There are no right or wrong retention strategies. Everything depends on so much on company size, industry, budget, location, customer/product base, whether or not the company is in high growth mode or hanging on for survival, etc. Having said that, I can tell that you that there are most definitely wrong ways to execute on retention strategies.
Let me be clear, I am not commenting on any genuine, well-intended attempt that a company puts forth to try and retain its people. It’s a competitive landscape out there and all is fair in talent acquisition and talent management. I applaud companies for trying innovative ways to keep people, especially when it simply isn’t possible to keep doling out chunks of cash year over year.
However, as an organization and as a (HR) leader, you have to stay true to the intent of the retention strategy. I believe that retention initiatives are first and foremost intended to keep your good people (duh!) but just as important they formulate part of your employment brand. You become known to current and potential candidates for the types of things you do to keep people. When done right, these can serve as great differentiators or enhancers to your brand and when applied the wrong way, they can severely damage it.
Let me give you an example. I recently came across an organization which invests heavily in the professional development of its technical staff. For anything beyond a conference or seminar, they would pay for the employee to take the course (typically post-secondary or certification based) with a 2-3 year payback period. Meaning, if they paid $3000 for you to become certified in something, if you left before the three mark, you would owe back $1000 for every year of service not completed after that. I.e. you take the course, 1 year later you leave; you owe $2000 – pretty straight forward and pretty fair.
Recently, the company started losing a lot of good talent to a competitor for a multitude of reasons. Some were based on pay, some were based on work culture and some were based on leadership. So what did the company do in response to this? Well, first off, they changed their professional development policy. If you left within 3 years you now owed 100% of the money back…no sliding scale! (Way to address the cultural issue you have!) Talk about using a good retention program for evil…or at the very least, with the wrong application!
A more specific example that occurred with this company is when one of their rising stars accepted a role with a competing company. She went to her manager to give him her two weeks’ notice. This employee had been there approx. 7 years and was a solid performer. So, what was the manager’s response when she resigned you ask? First thing he did was check to see if she “owed” the company anything. Sure enough, 3 years ago they had paid a few thousand bucks for her to take a certification. They told her she would owe the full amount back as she was a week short of the three year commitment. What made this truly slimy was that that this course was taken before their most recent policy change! (i.e. she was still on the sliding scale plan.)

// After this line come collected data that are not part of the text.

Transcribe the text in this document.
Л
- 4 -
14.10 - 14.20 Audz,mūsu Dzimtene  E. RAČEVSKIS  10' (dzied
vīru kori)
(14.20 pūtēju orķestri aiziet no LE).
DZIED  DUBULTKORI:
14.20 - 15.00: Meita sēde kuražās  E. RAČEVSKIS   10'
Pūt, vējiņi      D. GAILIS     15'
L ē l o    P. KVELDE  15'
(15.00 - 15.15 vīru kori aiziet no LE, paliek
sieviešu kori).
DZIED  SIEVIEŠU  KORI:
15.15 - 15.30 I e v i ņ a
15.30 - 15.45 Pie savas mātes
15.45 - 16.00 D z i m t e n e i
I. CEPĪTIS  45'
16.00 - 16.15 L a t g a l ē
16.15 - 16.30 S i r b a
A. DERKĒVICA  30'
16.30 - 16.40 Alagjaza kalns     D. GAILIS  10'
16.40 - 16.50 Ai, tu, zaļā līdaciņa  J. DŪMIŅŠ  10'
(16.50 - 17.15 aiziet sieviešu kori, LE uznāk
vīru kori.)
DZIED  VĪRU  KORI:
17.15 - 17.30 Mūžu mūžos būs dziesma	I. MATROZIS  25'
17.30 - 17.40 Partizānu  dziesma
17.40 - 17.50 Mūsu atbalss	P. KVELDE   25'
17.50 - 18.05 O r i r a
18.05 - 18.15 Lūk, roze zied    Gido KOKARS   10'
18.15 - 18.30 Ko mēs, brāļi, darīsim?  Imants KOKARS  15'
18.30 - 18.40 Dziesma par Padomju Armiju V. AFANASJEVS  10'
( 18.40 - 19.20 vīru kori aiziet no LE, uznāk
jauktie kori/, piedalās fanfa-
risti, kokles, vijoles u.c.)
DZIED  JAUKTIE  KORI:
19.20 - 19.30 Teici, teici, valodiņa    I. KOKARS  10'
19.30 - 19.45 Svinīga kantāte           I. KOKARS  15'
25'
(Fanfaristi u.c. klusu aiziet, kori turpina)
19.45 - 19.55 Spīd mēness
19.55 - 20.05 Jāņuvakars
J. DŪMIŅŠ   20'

So what did this employee do? She changed her notice period to three week’s (because the company she was going to was more than happy to wait one more week for her) and then she didn’t owe them anything. This was an employee who previously didn’t have anything bad to say about her current employer and was leaving on good terms, albeit for a new opportunity she couldn’t get there. However, this completely soured her on her previous company. She felt like her time there didn’t mean anything and that all they cared about was getting the last nickel out of her.
Now, instead of leaving and speaking highly of her time there, and possibly returning in the future, she left angry, upset and would not refer anyone there. Talk about using your retention program for the wrong reasons! The amount of damage done to this company’s brand in a short period of time is immeasurable. Word quickly got around (the industry and skill set this person works in is very niche) about how her previous company used their retention program as a hammer. Now there are even more employees there looking to move on!
The bottom line is this – HR Professionals, you have to be the stewards of your organizations and make sure this type of crap doesn’t happen. If you have retention issues, the answer isn’t to make your retention program(s) punitive and restricting and create an environment of indentured servitude. You need to dig deeper and get to some root cause analysis about why people are leaving your company. For the company referred to in this post, my guess, based on how this employee was treated, was that they may some short sighted leadership. But that’s just a guess. As always, I welcome your comments and feedback.